Answer:
Null hypothesis: H0 = 0.50
Alternative hypothesis: Ha < 0.50
z = -3.16
P value = P(Z<-3.16) = 0.0008
Decision we reject the null hypothesis and accept the alternative hypothesis. That is, there is convincing evidence that fewer than half of adult Americans would favor the drafting of women.
Rule
If;
P-value > significance level --- accept Null hypothesis
P-value < significance level --- reject Null hypothesis
Z score > Z(at 95% confidence interval) ---- reject Null hypothesis
Z score < Z(at 95% confidence interval) ------ accept Null hypothesis
Explanation:
Given;
n=1000 represent the random sample taken
Null hypothesis: H0 = 0.50
Alternative hypothesis: Ha < 0.50
Test statistic z score can be calculated with the formula below;
z = (p^−po)/√{po(1−po)/n}
Where,
z= Test statistics
n = Sample size = 1000
po = Null hypothesized value = 0.50
p^ = Observed proportion = 0.45
Substituting the values we have
z = (0.45-0.50)/√{0.50(1-0.50)/1000}
z = -3.16
z = -3.16
To determine the p value (test statistic) at 0.05 significance level, using a one tailed hypothesis.

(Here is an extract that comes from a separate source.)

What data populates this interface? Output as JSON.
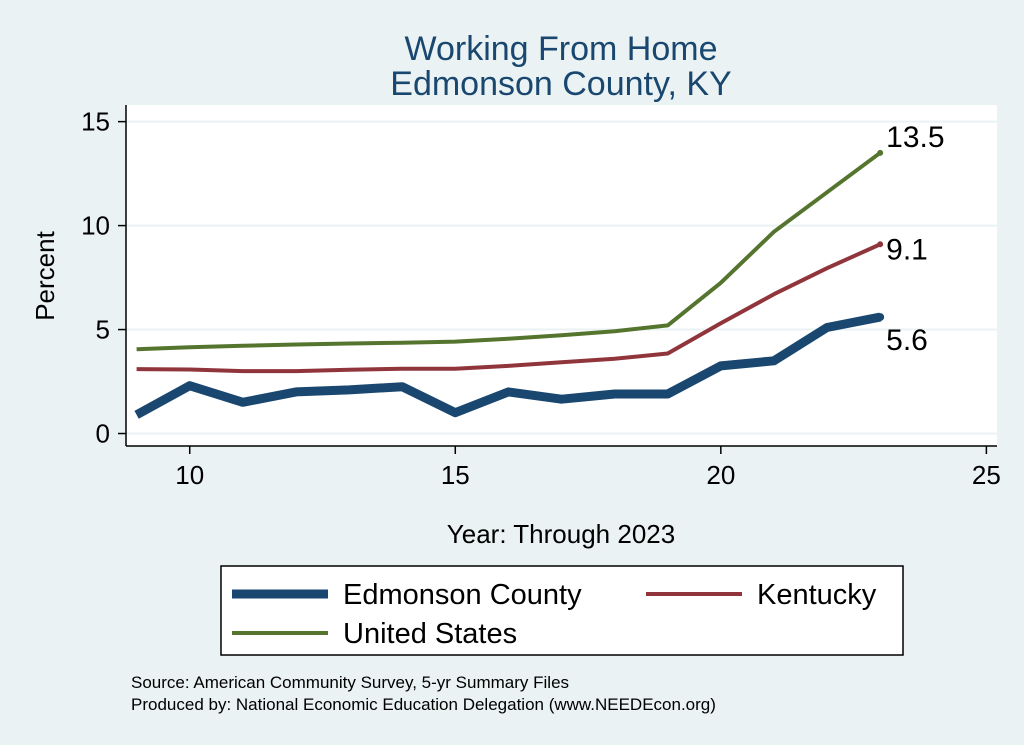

P value = P(Z<-3.16) = 0.0008
Since z at 0.05 significance level is between -1.96 and +1.96 and the z score for the test (z = -3.16) which doesn't falls with the region bounded by Z at 0.05 significance level. And also the one-tailed hypothesis P-value is 0.0008 which is lower than 0.05. Then we can conclude that we have enough evidence to FAIL or reject the null hypothesis, and we can say that at 5% significance level the null hypothesis is invalid, therefore we accept the alternative hypothesis.